Okulda ne kadar başarılı olursan hayatta o kadar ilerlersin. Çocuğunu iyi bir anaokuluna göndermezsen iyi bir ilkokula da giremez. İyi bir ilkokul ya da durumun yetiyorsa iyi bir özel hazırlık okulu da düzgün bir ortaöğretim okuluna girebilmek için hayati olarak görülüyor. Ve elbette, düzgün bir ortaöğretim de yüksek notlar alıp en iyi üniversitelere yerleşmenin garantisi. Aynı şey ABD için de geçerli. Pek çok ebeveyn çocuğunu doğru okula sokabilmek için her şeyi yapar. Ekstra ev kredisi çeker ya da taşınır, hatta belki de “doğru” okulun coğrafi sınırlarına girebilmek için şehir bile değiştirir.
Gelgelelim Hollanda’da durum sadece en yüksek notları alıp doğru üniversiteye girmekten ibaret değil. Burada eğitimin farklı bir amacı var. Eğitim çocuğun esenliğine ve birey olarak gelişimine giden bir yol olarak görülüyor. Bir üniversite bölümüne girebilmek için spesifik notlara ihtiyacınız yok. Gereken tek şey doğru seviyede genel bir mezuniyet belgesi. Öğrenciler üniversiteye girebilmek için rekabet etmek zorunda değiller. Bu yüzden Hollanda okul sistemini anlamak için pek çok psikolojik yükümü ve bilinçsiz değerlerimi ortaya döküp eğitimin ne olduğunu yeniden düşünmek zorunda kaldım.
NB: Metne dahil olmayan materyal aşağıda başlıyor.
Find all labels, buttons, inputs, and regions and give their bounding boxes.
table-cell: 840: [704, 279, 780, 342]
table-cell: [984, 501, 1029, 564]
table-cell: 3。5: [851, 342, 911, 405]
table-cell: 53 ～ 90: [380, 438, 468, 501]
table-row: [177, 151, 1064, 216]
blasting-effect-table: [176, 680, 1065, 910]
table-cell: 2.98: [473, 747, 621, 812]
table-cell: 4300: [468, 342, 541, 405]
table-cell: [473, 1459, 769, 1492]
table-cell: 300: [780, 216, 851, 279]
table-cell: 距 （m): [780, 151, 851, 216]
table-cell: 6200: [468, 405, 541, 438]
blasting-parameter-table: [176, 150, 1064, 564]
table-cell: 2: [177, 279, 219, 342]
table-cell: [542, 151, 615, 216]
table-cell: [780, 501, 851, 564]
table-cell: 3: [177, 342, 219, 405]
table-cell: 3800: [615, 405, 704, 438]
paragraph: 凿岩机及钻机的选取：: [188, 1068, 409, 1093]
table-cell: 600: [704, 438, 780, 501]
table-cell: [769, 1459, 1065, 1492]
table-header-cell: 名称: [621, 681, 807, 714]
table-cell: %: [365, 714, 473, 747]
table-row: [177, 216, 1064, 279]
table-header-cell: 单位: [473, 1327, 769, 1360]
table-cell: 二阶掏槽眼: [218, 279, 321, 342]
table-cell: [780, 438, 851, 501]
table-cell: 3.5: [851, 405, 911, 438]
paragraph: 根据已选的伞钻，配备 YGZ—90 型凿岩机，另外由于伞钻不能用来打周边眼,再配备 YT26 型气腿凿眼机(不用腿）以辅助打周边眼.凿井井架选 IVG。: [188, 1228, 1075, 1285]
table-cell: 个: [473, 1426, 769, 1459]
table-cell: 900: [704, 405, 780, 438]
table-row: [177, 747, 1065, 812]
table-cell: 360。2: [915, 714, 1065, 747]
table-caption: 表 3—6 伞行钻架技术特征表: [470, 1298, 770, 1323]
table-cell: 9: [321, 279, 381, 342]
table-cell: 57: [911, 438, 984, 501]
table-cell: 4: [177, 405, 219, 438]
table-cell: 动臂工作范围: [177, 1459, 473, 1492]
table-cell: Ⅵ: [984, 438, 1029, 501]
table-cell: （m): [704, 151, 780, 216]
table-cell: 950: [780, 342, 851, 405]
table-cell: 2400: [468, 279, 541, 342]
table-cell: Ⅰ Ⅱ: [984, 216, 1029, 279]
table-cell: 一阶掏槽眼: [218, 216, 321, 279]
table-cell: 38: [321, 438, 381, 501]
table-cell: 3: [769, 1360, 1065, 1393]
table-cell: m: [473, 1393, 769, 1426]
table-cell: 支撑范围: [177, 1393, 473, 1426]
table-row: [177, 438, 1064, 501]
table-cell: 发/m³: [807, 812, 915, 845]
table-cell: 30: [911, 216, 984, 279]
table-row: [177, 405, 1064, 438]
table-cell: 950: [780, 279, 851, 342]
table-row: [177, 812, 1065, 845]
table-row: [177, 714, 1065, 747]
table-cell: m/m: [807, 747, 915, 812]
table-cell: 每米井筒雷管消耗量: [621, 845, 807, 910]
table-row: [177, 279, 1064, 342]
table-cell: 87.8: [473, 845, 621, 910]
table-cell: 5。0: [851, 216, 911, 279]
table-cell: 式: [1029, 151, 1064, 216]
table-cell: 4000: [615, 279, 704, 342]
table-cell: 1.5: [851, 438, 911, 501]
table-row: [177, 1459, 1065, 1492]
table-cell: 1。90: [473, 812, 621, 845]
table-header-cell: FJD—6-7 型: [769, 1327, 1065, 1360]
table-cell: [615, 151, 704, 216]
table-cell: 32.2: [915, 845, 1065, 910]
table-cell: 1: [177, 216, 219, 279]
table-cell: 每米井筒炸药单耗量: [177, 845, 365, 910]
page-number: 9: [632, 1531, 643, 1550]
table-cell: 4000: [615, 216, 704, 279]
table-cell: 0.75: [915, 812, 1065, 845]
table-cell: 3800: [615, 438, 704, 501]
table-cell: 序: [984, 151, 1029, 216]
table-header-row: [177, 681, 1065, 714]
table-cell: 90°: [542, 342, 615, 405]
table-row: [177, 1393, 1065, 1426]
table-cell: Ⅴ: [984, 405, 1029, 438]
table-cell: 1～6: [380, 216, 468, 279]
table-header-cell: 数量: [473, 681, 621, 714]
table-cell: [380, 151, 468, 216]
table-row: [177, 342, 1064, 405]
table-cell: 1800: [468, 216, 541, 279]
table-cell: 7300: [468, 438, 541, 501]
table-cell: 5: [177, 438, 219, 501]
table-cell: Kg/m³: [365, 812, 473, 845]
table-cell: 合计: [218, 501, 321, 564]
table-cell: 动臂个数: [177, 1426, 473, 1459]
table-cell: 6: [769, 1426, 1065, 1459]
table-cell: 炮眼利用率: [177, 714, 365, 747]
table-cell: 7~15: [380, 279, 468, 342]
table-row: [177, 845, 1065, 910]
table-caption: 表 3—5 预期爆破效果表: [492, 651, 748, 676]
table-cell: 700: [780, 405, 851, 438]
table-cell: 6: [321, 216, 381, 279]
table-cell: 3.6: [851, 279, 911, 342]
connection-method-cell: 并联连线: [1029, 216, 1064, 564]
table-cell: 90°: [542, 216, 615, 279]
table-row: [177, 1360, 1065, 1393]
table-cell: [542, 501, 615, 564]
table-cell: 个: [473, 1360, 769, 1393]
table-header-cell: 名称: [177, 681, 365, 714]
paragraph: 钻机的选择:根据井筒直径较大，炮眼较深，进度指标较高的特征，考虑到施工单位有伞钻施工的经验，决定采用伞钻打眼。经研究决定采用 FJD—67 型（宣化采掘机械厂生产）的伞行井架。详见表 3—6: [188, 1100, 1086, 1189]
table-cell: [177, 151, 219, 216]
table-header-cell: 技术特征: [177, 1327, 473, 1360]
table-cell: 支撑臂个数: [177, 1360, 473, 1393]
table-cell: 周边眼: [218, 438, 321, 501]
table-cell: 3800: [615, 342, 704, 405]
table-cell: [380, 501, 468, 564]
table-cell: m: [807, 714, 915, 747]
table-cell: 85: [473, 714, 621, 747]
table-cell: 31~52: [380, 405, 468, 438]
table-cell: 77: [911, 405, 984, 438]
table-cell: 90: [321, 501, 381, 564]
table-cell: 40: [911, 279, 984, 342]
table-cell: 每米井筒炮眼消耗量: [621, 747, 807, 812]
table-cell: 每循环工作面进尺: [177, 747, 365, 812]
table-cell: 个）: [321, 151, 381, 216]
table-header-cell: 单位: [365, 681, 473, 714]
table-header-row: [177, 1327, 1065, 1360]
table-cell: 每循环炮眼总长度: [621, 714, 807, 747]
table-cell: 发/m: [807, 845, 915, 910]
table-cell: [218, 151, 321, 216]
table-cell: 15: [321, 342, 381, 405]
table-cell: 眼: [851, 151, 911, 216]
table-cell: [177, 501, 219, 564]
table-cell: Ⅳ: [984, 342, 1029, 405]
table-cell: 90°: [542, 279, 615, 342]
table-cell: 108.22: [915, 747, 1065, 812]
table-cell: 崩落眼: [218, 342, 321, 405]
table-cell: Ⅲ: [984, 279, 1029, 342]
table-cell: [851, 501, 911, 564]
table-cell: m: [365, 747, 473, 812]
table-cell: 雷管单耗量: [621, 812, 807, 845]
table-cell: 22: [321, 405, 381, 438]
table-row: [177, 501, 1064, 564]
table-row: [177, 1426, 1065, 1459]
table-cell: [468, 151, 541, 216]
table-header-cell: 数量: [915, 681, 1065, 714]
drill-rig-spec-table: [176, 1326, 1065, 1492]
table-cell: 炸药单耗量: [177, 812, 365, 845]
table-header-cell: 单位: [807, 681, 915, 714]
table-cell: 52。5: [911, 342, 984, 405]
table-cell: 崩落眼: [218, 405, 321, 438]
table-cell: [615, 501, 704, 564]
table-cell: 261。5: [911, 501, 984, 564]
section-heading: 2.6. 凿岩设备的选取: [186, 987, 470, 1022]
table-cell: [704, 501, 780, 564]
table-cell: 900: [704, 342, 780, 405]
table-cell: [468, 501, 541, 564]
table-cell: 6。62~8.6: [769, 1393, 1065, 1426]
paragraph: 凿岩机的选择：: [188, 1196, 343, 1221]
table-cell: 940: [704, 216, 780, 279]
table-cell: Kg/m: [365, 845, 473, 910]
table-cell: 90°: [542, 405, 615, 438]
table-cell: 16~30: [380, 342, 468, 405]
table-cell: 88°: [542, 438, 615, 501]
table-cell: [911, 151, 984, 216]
Oğlum Ben Hollanda’da okula başlayıp ilk karnesini aldığında Hollanda’daki sistemi gözlemleme şansına eriştim. Başarı odaklı annesinin gizlice umduğu gibi sınıfının en iyilerinden olduğuna dair hiçbir şey yazmıyordu. Karnede bunun yerine her kategori için Ben’in gelişimini temsil eden birer satır vardı. Benim eskiden aldığım, yirmi üzerinden not alınan ve sınıftaki konumumu gösteren ilkokul karnelerine hiç benzemiyordu:
Bu çizelgeden Ben’in ortalamanın üzerinde olduğunu anladım ama bunun genel öğrenme sürecinin gerisinde olmaktan daha iyi bir şey olduğuna dair hiçbir gösterge yoktu. Dahası, karnenin büyük kısmı sosyal yeteneklerine ve karakterine ayrılmıştı, akademik başarılara değil. Daha önce hiç sorgulanmamış değerlerimle yüzleştim. Sosyal yetenekler, neden zeki olmaktan daha önemli olmasın ki?
Aynı karne formatı ilkokul boyunca kullanıldı: Beş nokta. On üzerinden notlama yok, A,B,C yok. Çeşitli değerlendirme kategorileri çoğu şeyi açıklıyor. Genel Davranış kategorisinde ideal çocuk bağımsız, sakin, mütevazı, kendine güvenli, spontan ve sorumluluk sahibi. Çevresine Özenli kategorisinde ise ideal çocuğun çalışmaları tertipli, kullandığı sıraysa temiz ve düzgün. Öğretmenle İlişkisi başka bir kategori: İdeal öğrenci yardımsever, meraklı, kibar, ilgili ve hata yaptığında düzeltilmeye açık. Bu kategoriye paralel olan Diğer Çocuklarla İlişkisi kategorisi var. Son olarak, Çalışmaya Yaklaşımı kategorisi şu özellikleri değerlendiriyor: Standartlar, azim seviyesi, konsantrasyon, bağımsız çalışabilme ve dersleri dinleme yetisi, motivasyon ve çalışma hızı. Temel değerler ve okulun başarmak istedikleri oldukça açık: Akademik yetenek ve yüksek notlara odaklanmaktansa sosyalleşebilen ve masasını temiz tutabilen çocuklar yetiştirmek.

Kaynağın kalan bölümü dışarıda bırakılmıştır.